The 90-day suspension reduces the 125% reciprocal tariffs imposed on April 10, 2025, on goods imported from China down to 10%. With this reduction, the baseline reciprocal tariff on goods imported from China will now be at the same reciprocal tariff rate applicable to essentially all other countries. 
This 90-day pause became effective on May 14, 2025, and is anticipated to last until August 12, 2025. Following the end of the 90-day period, assuming the U.S. and China do not reach an agreement, the reciprocal tariffs are expected to increase from 10% to 34%. 

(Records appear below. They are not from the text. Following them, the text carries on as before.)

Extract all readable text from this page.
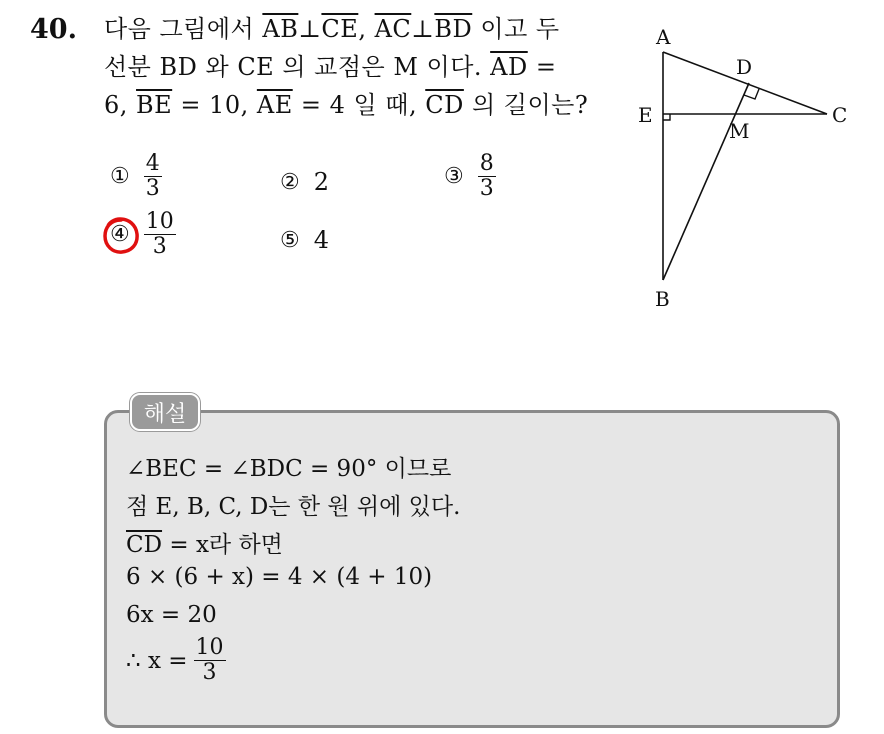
40. 다음 그림에서 $\overline{AB}\perp\overline{CE}$, $\overline{AC}\perp\overline{BD}$ 이고 두
선분 BD 와 CE 의 교점은 M 이다. $\overline{AD}$ =
6, $\overline{BE} = 10$, $\overline{AE} = 4$ 일 때, $\overline{CD}$ 의 길이는?
① $\frac{4}{3}$	② 2	③ $\frac{8}{3}$
④ $\frac{10}{3}$	⑤ 4
A
E
D
C
M
B
해설
∠BEC = ∠BDC = 90° 이므로
점 E, B, C, D는 한 원 위에 있다.
$\overline{CD} = x$라 하면
6 × (6 + x) = 4 × (4 + 10)
6x = 20
∴ $x = \frac{10}{3}$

It is important to note that this pause does not affect the other tariffs that are currently imposed against Chinese imports, including the 20% IEEPA-Fentanyl tariffs imposed on products of China in February and March 2025, as well as any applicable Section 301 tariffs imposed during the first Trump Administration, antidumping/countervailing duties, and general duty rates. For example, an item from China subject to 25% Section 301 tariffs would now be subject to a 55% rate taking into account the additional IEEPA-Fentanyl (20%) and reciprocal (10%) tariffs, plus any general duty rate. However, for Chinese imports subject to Sec. 232 duties for steel and aluminum products and their derivatives and automobiles and their parts, importers should carefully review Executive Order 14289’s “unstacking” provisions.